The UW System Regent Scholar program was introduced last fall to recognize and reward innovative faculty-student research and to provide support for collaborative UW project initiatives with Wisconsin business and industry.
“These grants recognize and honor outside-the-box thinking by UW faculty and undergraduates across Wisconsin. The awards provide recognition at the highest level for work done by our dedicated and talented faculty to prepare a high-quality workforce for the 21st-century economy and ultimately to accelerate business and community development statewide,” said UW System President Ray Cross.
Regent Tim Higgins, chair of the REDI committee, said: “The Regent Scholar program was developed and designed to encourage cutting-edge undergraduate research projects that have the potential to lead to job creation and foster entrepreneurship.

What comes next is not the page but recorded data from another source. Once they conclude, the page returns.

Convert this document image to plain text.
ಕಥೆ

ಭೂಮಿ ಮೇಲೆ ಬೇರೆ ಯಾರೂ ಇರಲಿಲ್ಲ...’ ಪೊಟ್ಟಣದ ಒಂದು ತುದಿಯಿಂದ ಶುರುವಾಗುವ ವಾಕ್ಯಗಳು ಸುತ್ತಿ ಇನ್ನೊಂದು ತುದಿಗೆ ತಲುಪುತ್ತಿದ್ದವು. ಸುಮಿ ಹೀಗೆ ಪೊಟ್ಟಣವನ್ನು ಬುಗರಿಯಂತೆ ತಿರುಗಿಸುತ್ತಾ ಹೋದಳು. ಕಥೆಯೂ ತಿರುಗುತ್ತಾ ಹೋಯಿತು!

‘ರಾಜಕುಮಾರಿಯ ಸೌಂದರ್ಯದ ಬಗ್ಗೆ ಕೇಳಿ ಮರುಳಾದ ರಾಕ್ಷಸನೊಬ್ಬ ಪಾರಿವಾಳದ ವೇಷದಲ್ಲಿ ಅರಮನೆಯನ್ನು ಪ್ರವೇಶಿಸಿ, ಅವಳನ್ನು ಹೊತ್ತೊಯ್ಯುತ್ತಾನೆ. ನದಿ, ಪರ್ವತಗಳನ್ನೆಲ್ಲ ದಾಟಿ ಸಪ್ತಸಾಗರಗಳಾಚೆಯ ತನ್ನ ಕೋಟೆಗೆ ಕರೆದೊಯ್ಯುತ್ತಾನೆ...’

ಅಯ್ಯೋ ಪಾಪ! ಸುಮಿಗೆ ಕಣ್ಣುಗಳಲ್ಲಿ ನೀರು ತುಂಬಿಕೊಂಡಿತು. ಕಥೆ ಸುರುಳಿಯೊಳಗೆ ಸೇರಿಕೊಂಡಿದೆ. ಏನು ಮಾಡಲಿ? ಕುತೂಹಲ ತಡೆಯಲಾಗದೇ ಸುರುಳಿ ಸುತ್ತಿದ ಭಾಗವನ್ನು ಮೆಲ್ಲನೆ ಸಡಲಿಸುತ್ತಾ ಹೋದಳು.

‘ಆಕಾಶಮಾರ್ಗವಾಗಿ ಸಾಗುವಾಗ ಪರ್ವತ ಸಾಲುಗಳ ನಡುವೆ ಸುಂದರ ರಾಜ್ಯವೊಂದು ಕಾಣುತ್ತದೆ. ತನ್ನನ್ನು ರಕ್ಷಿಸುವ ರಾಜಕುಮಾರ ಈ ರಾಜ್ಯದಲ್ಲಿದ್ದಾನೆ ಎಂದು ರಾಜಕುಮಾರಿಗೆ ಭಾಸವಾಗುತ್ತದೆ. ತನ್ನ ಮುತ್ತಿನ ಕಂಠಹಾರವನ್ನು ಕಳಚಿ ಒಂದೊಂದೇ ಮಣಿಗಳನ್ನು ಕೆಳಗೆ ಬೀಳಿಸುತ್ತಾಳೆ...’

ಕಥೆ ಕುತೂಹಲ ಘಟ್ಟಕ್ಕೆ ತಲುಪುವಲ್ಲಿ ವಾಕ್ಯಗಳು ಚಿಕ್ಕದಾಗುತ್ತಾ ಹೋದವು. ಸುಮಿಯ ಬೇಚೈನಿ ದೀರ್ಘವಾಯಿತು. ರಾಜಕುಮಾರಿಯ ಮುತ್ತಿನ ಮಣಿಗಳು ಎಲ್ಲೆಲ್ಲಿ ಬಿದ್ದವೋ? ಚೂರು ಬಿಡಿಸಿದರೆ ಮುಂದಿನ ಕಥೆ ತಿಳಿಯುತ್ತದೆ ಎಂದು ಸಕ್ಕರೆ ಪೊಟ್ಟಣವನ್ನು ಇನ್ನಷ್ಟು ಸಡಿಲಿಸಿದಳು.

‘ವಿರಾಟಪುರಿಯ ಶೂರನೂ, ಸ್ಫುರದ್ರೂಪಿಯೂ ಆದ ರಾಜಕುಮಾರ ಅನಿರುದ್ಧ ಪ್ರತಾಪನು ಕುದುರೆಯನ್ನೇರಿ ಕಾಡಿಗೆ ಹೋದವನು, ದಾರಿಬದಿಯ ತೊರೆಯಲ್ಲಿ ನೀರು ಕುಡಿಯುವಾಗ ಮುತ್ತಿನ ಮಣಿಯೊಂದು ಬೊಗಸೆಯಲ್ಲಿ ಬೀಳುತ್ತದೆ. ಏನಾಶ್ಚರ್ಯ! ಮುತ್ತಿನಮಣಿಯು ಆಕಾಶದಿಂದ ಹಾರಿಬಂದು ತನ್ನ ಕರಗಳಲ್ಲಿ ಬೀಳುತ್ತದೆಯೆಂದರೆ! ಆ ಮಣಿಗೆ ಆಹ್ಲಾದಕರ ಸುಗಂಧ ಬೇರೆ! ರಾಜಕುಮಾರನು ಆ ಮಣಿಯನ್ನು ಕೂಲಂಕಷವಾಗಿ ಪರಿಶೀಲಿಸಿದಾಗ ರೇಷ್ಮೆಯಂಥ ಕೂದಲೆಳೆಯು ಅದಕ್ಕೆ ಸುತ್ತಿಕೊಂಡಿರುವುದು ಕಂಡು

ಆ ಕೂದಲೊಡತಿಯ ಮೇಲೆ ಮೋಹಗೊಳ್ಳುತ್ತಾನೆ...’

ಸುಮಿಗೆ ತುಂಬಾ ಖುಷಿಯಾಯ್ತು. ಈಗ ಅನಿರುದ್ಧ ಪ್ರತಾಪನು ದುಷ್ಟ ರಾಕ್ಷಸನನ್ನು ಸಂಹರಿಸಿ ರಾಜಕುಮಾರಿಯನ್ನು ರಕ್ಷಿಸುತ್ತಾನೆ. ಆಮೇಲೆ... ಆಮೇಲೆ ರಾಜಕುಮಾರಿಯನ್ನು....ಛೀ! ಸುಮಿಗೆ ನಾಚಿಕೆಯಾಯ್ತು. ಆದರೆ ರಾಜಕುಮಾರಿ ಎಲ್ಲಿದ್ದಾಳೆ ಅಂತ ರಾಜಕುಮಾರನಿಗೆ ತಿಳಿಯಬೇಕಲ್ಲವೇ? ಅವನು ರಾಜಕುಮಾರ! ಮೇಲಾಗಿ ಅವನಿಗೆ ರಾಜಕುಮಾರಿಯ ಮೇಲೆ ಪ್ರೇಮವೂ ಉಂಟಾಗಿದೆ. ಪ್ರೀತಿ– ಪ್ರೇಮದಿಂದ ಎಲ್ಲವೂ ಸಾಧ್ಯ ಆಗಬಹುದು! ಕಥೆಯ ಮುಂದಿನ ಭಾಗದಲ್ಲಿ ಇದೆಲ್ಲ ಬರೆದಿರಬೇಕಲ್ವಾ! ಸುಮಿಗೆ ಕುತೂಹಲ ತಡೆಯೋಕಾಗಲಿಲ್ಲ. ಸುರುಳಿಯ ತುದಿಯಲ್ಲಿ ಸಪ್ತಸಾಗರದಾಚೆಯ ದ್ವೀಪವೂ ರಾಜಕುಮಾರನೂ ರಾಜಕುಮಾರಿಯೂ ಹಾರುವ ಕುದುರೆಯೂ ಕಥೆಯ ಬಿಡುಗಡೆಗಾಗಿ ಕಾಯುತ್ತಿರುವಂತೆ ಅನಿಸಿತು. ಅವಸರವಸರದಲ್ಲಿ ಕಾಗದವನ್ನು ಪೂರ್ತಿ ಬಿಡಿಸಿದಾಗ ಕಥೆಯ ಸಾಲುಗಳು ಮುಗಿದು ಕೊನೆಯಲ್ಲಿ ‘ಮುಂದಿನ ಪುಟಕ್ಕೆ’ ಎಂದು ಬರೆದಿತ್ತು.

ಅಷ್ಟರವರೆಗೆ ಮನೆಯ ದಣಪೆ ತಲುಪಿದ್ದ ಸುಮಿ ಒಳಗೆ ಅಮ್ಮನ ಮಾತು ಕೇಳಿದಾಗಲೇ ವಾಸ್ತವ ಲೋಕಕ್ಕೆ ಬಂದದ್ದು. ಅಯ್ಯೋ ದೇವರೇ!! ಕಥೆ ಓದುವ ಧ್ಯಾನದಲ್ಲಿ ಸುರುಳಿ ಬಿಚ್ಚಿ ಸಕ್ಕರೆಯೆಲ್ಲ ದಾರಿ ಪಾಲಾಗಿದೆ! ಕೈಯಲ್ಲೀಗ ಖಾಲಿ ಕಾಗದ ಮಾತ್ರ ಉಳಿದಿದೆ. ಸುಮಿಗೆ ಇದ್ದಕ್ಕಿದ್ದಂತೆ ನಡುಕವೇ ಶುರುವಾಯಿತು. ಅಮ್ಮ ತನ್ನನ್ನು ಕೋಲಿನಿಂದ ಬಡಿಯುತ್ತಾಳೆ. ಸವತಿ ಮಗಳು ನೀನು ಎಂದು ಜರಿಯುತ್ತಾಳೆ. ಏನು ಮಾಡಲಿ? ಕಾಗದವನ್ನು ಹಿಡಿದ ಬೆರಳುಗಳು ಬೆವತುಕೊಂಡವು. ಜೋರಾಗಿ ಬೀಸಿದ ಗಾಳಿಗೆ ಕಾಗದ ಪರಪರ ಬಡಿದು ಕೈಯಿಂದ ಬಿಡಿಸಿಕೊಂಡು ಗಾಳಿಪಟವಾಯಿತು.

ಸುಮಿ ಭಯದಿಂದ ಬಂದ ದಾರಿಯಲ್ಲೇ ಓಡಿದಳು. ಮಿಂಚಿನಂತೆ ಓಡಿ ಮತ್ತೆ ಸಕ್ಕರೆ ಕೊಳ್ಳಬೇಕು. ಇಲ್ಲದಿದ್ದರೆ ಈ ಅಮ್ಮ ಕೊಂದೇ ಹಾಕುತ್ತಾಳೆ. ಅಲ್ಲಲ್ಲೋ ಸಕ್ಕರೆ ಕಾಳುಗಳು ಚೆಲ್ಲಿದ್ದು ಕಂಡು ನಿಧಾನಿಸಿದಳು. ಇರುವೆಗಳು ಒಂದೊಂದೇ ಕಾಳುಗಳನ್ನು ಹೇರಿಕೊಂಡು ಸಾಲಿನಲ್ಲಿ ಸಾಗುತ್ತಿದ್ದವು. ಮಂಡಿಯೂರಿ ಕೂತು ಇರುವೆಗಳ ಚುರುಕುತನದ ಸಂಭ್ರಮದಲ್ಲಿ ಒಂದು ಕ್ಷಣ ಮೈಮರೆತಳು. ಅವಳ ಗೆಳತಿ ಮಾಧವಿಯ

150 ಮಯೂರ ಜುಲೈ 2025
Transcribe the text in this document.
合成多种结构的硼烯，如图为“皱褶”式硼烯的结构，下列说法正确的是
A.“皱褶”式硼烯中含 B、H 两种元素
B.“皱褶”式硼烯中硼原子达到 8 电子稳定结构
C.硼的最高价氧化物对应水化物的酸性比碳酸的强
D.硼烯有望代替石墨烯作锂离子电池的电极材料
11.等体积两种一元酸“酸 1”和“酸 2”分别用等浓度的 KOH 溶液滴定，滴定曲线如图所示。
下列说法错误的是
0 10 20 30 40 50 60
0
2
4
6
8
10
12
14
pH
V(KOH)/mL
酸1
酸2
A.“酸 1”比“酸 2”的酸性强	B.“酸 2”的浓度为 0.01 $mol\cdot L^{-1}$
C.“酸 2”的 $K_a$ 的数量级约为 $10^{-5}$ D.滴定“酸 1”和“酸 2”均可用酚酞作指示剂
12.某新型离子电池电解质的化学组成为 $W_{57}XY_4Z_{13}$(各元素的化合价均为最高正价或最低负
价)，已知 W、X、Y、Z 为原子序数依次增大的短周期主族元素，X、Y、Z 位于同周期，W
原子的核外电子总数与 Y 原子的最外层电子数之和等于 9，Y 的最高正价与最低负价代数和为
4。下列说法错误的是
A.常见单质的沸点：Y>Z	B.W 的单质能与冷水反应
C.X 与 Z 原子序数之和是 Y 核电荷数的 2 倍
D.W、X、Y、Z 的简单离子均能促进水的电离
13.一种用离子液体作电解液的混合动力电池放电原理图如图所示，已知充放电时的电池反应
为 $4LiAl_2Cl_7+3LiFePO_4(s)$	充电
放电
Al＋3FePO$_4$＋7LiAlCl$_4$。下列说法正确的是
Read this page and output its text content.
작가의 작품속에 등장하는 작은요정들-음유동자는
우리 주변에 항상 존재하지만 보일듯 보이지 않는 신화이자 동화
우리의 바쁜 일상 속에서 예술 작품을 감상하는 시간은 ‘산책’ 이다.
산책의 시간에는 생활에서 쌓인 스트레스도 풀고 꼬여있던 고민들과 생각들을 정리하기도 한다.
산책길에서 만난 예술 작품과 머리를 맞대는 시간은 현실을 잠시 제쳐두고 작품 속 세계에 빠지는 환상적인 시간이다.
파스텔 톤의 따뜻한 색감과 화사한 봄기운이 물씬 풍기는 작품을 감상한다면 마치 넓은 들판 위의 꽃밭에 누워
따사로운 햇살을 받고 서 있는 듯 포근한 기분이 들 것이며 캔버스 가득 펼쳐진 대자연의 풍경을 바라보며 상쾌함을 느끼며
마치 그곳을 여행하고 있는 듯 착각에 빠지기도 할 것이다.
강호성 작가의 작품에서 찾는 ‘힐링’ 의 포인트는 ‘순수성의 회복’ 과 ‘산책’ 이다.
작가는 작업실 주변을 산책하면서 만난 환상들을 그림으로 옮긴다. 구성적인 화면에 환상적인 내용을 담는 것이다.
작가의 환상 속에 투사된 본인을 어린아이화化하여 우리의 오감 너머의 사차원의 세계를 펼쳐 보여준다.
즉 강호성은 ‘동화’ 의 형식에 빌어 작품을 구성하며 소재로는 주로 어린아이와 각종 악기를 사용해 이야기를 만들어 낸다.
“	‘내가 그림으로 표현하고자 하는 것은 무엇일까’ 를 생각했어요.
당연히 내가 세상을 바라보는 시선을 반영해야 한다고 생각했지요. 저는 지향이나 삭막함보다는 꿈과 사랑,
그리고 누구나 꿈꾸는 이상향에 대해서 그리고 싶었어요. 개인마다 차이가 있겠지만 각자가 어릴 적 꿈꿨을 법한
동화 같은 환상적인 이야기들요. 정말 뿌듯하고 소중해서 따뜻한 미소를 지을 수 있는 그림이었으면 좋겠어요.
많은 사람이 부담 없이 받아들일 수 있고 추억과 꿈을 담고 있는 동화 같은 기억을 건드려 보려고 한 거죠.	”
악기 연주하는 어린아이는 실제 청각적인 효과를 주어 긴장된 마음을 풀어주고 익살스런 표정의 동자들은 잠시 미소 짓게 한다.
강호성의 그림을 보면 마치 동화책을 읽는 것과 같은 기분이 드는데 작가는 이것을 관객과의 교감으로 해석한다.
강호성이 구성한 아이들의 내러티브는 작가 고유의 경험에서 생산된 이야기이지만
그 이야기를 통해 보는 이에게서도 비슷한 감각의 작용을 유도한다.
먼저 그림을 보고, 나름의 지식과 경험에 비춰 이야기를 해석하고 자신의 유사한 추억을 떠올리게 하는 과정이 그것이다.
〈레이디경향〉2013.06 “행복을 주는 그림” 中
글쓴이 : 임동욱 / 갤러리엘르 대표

These first recipients are shining examples of the innovative and exciting work that is being done on our UW campuses.”
Key objectives of the new Regent Scholar program include providing summer funding support for faculty to engage in research and other scholarly activities while stimulating innovation and industry outreach at UW System campuses across a wide spectrum of academic pursuits.
UW System Regent Scholar recipients for 2015 include the following: Jennifer Dahl, UW-Eau Claire; Heather Schenck, UW-La Crosse; Junhong Chen, UW-Milwaukee; Christopher Harteb, UW-Stevens Point; and Tim Lyden, UW-River Falls.
Lyden received a $50,000 grant for the development and testing of a new miniature bioreactor system prototype as an enabling technology for the “living biopsy” approach to cancer research and diagnosis.
The project couples scientific insights from 3D artificial tissue generation research done with undergraduate researchers at the UWRF Tissue and Cellular Innovation Center with an existing technology from industrial partner Microscopy Innovations, LLC of Marshfield, Wisconsin. This technology will facilitate screening and testing of therapeutic approaches to cancerous tumors. The initiative additionally supports biotechnology start-up company Artificial Tissue Systems, LLC, in western Wisconsin.
Grants were awarded competitively based on recommendations by a selection committee made up of both public and private sector experts.